她让封鸣之好好想想,不是为了让他变成风潇激推的。

封鸣之忙点头如捣蒜:“我明白,我还想清楚了别的!”

“他自己沾花惹草,还不能接受你四处风流,是很不讲道理的!”

风潇欣慰得几乎有些不可思议。

她几乎想就此停在这里,能这样已经很好了。再问下去,她怕自己会跌回失望。

可她的嘴不听话,已擅自出了声:“那你呢?你觉得我可以爱过不止一个男人吗?”

“我觉得”封鸣之的声音不再像方才那样坚定而自如了,有点生了锈,“可以。”

他终于极其缓慢而小声地说了出来。

两个字似乎已耗尽了他所有的力气,封鸣之大口大口地喘气,太阳穴隐隐作痛,手已不自觉地扶了上去,眉头也越皱越深。

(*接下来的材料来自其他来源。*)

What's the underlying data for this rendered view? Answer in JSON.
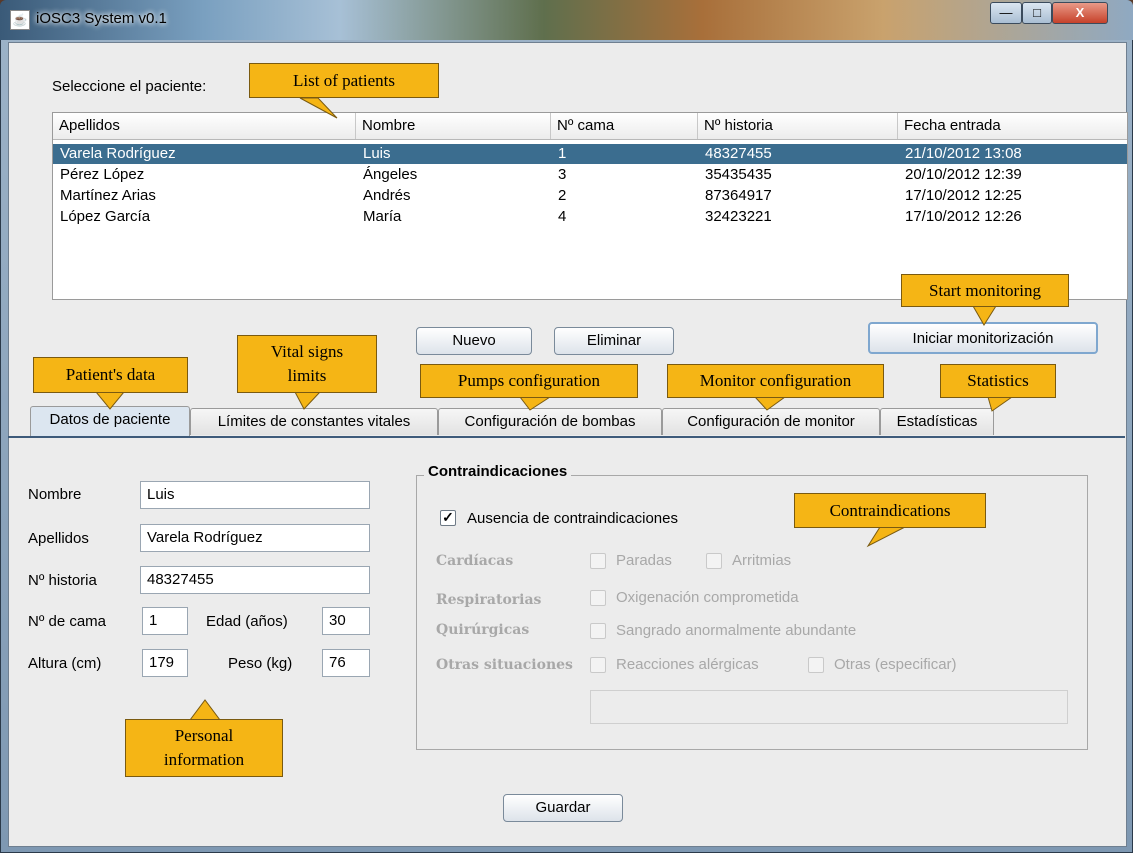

“所以你真的可以考虑一下,”他仍咬着牙,极力把字往外挤,“一直拿我当挡箭牌,我不会像他一样禁锢你的”

风潇眸子里的惊喜已藏不住。

她眼睛放光地盯着封鸣之,从上到下扫视许多遍,好像发觉了什么神奇的新物种。

心底也生出了本不该有的期冀。

“别的女人呢?”她自己都没有察觉到,声音已不由自主地放缓,里头竟有些害怕与期待交织在一起的颤抖,“她们可以吗?我们可以吗?”

封鸣之沉默了。

他张口,想说点什么。

还没有发出声音,先捂住了头。

“风潇,”他喃喃道,“我觉得——”

话没说完,却像终于撑不住一般,从椅子上缓缓滑了下去。

他蹲在地上,死死抱着自己的头。

“我不知道,风潇,我不知道!”他的声音渐渐大了起来,隐隐带着点哭腔,“我有想过这件事的,真的,我有努力想过!”

“可是我不知道为什么,每当我觉得你可以这样、别人为什么不可以,我就头痛得受不了——”

他蜷缩成一团,哭腔也愈发明显:“我不知道为什么,我真的有努力想明白的,可是真的好痛,我好痛!”

委屈与恐惧混在一起,呼痛的声音越来越大,逐渐变得撕心裂肺。

想把自己的头掰开,想一拳把自己打晕,想躺在地上打滚。

明明好像就差一点的,答案就差一点、就在眼前,为什么会这样!

“风潇,救救我,求你救救我——”

他涕泪横流地嘶喊,伸手想去抓住什么。

为什么总是这样没用,为什么这样不争气,总要在关键时刻头痛欲裂?

为什么连这点痛都忍受不了,为什么要把她交代的事情搞砸,为什么要叫她失望——

风潇稳稳抓住了他在手中胡乱挥舞的手。

她的手温暖、有力,覆着一层薄薄的茧子。

封鸣之如同溺水之人终于抓住的救命稻草,贪婪地紧紧回握。

一片混沌中,他听到风潇的声音。

“别害怕,我会救你的。”她说。